The metabolic pathways that differed between ZD_2 and WL440_2 were mainly related to purine metabolism and plant hormone signal transduction (Fig. 8). Abscisic acid (ABA) is a sesquiterpenoid hormone that affects plant growth and development, while also regulating plant responses to adverse environmental conditions. Furthermore, ABA-dependent signaling is one of the pathways responsive to low-temperature stress58,59,60. An exposure to low temperatures leads to an increase in ABA content. The accumulated ABA binds to receptors, which then interact with PP2C (type 2C protein phosphatase) to inhibit the binding of PP2C to SnRK2 (SNFI-related protein kinase 2). As a result, SnRK2 transcription factors are phosphorylated, which can activate the expression of ABA-responsive genes and increase cold hardiness61,62.

The mechanisms underlying alfalfa plant responses to cold conditions are primarily associated with changes in amino acids, lipid molecules, carbohydrates, and their related metabolic pathways. At different stages, various metabolites contribute to alfalfa cold hardiness. For example, alfalfa adapts to low-temperature environments via an increase in the abundance of amino acids (e.g., aspartic acid), fatty acids (e.g., arachidonic acid and norlinolenic acid), glycerophospholipids (e.g., lysophosphatidylcholine and phosphatidyl ethanolamine), and carbohydrates (e.g., glucose, maltose, and raffinose) in the root-crown region during phase 213. However, in phase 3, the contents of most of these metabolites are no longer increased, and may be decreased (with the exception of raffinose).

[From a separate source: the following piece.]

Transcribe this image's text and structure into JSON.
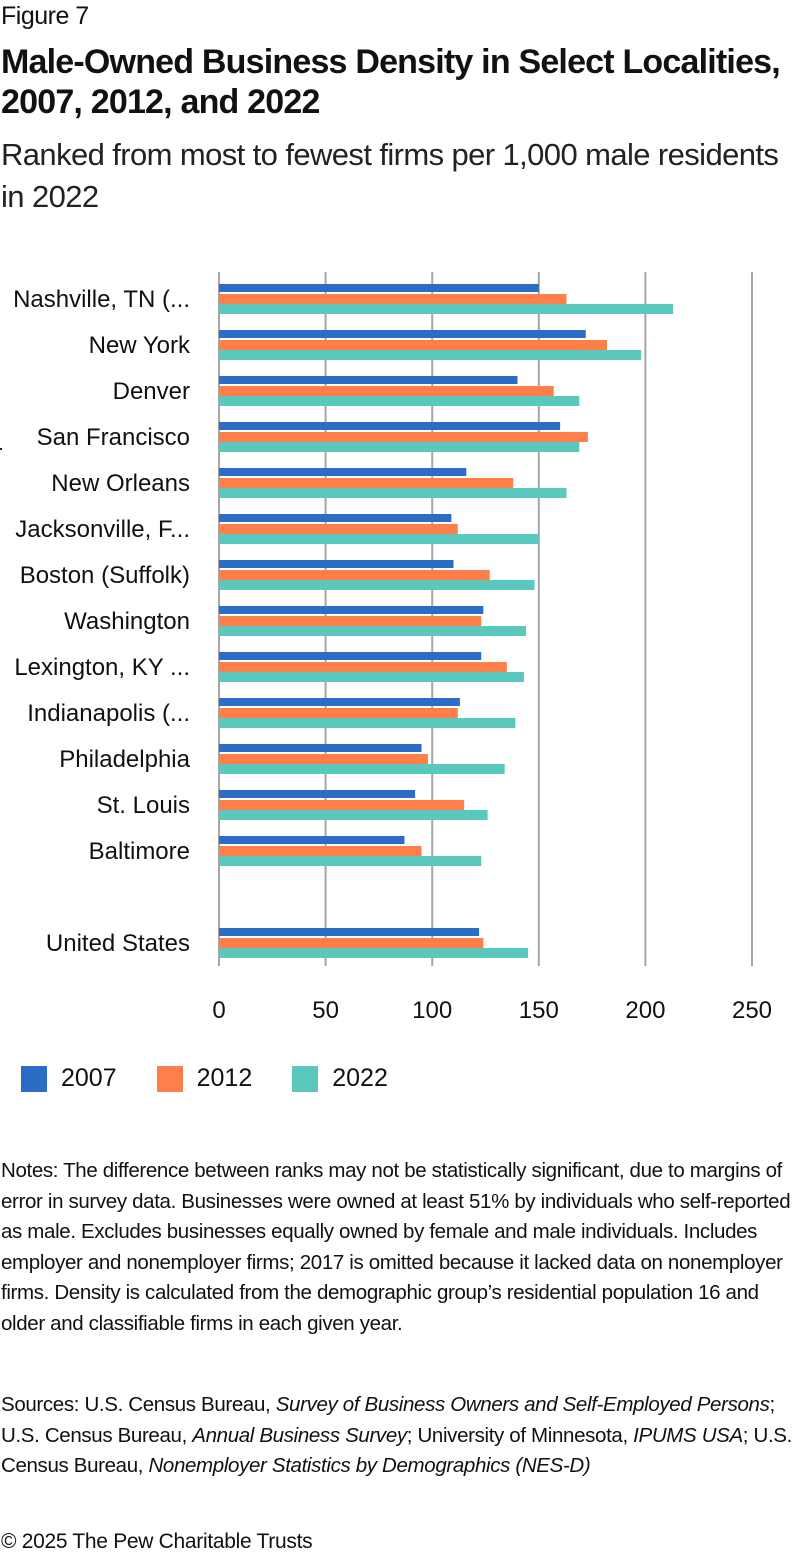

Cystathionine and maltotriose content increase in phase 313. Alfalfa appears to cope with temperature increases mainly through decreases in various amino acid and glycerophospholipid contents, including tyrosine, succinic acid, methionine, glycerophosphate, glycerophosphocholine, lysophosphatidylcholine (16:0), and lysoPC (15:0) (Table 2). These observations, combined with the results of previous studies by Xu1,13, highlight the importance of amino acids and glycerophospholipids in both cold acclimation and de-acclimation. Their contents increase during cold acclimation and decrease during de-acclimation. Soluble sugars are mainly involved in increasing the cold hardiness of alfalfa as part of the cold acclimation process.

Conclusions

Differences in the cold hardiness of two alfalfa cultivars gradually decreased in the continuous cold acclimation period, but increased during de-acclimation. These results indicate that the rapid decrease in the cold hardiness of plants in early spring is an important factor related to the inhibition of alfalfa regrowth. Results of the metabolomic analysis showed that ZD had better cold resistance than WL440 during both cold acclimation and de-acclimation, which was related to the change rate of amino acid and glycerophospholipids content in the two periods. In contrast, the primary function of soluble sugars is to improve the cold hardiness of alfalfa during the cold acclimation period. Data provided herein proves that soluble sugars, amino acids and lipids are important metabolites affecting the cold resistance of alfalfa, and it is further clarified that unsaturated fatty acids are conducive to improving the cold resistance. Furthermore, the study results provide a reference for breeding new cold-resistant alfalfa cultivars.